Selain itu, Xavi, legenda Barcelona yang saat ini melatih Al Sadd, juga disebut memiliki potensi tinggi untuk menggantikan Koeman. Tetapi mantan pemain Timnas Spanyol itu menjadi nama yang diusung oleh salah satu calon kandidat Presiden Barcelona, Victor Font.

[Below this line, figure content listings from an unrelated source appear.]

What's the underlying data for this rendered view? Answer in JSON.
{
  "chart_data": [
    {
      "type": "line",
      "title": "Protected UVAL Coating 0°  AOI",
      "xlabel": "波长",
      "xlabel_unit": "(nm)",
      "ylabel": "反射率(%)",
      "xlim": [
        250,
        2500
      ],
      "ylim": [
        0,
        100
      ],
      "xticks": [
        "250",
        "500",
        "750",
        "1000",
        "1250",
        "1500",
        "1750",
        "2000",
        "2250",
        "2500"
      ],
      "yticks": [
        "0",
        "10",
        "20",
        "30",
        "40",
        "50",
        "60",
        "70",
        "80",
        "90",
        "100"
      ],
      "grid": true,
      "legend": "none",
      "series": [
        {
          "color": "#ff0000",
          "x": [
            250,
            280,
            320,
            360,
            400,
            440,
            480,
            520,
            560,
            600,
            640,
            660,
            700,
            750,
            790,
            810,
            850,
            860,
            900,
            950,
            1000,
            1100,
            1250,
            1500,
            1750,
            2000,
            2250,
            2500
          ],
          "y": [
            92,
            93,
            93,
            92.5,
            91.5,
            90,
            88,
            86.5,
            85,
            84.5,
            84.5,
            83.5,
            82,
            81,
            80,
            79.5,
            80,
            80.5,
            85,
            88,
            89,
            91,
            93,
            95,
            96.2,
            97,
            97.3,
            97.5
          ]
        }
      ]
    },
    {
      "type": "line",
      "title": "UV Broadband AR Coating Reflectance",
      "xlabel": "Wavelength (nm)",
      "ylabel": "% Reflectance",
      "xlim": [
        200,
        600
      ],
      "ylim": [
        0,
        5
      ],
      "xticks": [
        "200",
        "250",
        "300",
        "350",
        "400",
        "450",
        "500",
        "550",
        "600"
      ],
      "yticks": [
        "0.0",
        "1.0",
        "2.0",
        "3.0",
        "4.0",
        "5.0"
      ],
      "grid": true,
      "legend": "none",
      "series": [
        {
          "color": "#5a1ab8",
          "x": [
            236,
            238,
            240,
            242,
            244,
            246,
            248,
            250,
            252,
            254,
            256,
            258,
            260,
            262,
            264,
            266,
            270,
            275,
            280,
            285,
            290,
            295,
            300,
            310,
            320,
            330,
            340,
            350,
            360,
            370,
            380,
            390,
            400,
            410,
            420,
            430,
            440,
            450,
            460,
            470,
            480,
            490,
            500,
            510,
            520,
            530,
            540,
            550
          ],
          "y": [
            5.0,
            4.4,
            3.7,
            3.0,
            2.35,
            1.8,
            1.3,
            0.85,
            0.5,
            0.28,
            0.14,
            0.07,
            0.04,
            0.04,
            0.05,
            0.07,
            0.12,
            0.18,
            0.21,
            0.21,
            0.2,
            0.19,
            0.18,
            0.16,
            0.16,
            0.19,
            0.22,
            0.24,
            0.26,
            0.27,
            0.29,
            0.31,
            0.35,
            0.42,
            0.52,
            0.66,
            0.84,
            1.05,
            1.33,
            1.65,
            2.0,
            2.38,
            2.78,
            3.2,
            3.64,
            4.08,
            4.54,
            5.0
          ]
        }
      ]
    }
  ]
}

Keadaan itu disebut memberi tambahan waktu bagi Koeman. Laporta tidak mengambil langkah untuk mendekati Xavi akibat faktor tersebut, paling tidak ketika masih ada peluang, walau minim, bagi Koeman untuk membangkitkan tim yang dilatihnya sejak musim panas 2020 lalu.

Laporta hanya sekali memberikan dukungan secara publik kepada Koeman. Komentar Laporta jelang pertandingan kontra Atletico Madrid, yang berakhir dengan kekalahan 0-2, juga tidak dapat disebut meyakinkan.

“Ronald Koeman akan dipertahankan sebagai pelatih Barcelona. Kami rasa ia pantas mendapat kepercayaan karena beberapa faktor. Kami paham reaksi negatif akibat hasil yang tidak memuaskan, tetapi saya meminta para suporter untuk mendukung pelatih, karena ia pantas mendapatkannya,” ucap Laporta kepada wartawan.

Faktor finansial dapat disebut sebagai alasan Koeman bertahan lebih lama dari dugaan. Menurut laporan dari Sport, manajemen Barcelona perlu mengeluarkan biaya 12 juta Euro, setelah memecat Koeman lebih cepat dari kontrak yang seharusnya berakhir pada akhir musim ini.


1. Akhir dari Messidependencia dan Permainan Murni Barcelona

Luuk de Jong
Kedatangan Luuk de Jong memperlihatkan kesulitan Barcelona mempertahankan tradisi permainan mereka / Denis Doyle/GettyImages

Kegagalan Barcelona mempertahankan Lionel Messi meningkatkan tekanan dan krisis di Camp Nou pada musim ini. Memphis dan Sergio Aguero yang didatangkan untuk memperkuat lini depan juga mendapat kesulitan untuk masuk ke dalam skuad, sebelum klub memangkas pengeluaran gaji.

Jelang akhir bursa transfer musim panas, Barca memberi kejutan dengan melakukan rekrutmen yang pantas disebut aneh. Antoine Griezmann kembali ke Atletico Madrid, dengan status pinjaman, dan memberi kerugian finansial secara signifikan. Sebagai pengganti, Luuk de Jong didatangkan dari Sevilla sebagai pinjaman.

Kedatangan de Jong juga membuat Koeman mendapat kritik yang semakin keras, terutama terkait skema permainan yang digunakan. Pelatih asal Belanda itu beberapa kali menggunakan formasi 3-5-2 dan 4-2-3-1 membuatnya dikritik oleh berbagai pihak yang menganut tradisi penggunaan 4-3-3 dan taktik yang selama ini menjadi ciri khas Johann Cruyff dan Pep Guardiola.

Messidependencia, ketergantungan terhadap Lionel Messi, sudah berakhir. Barcelona, dan siapapun yang menjadi pelatih baru secara permanen, harus kembali memberi kepercayaan kepada pemain-pemain berpotensi dari La Masia. Itu menjadi satu-satunya cara bagi Barcelona untuk kembali ke prinsip permainan yang selama ini mereka puja.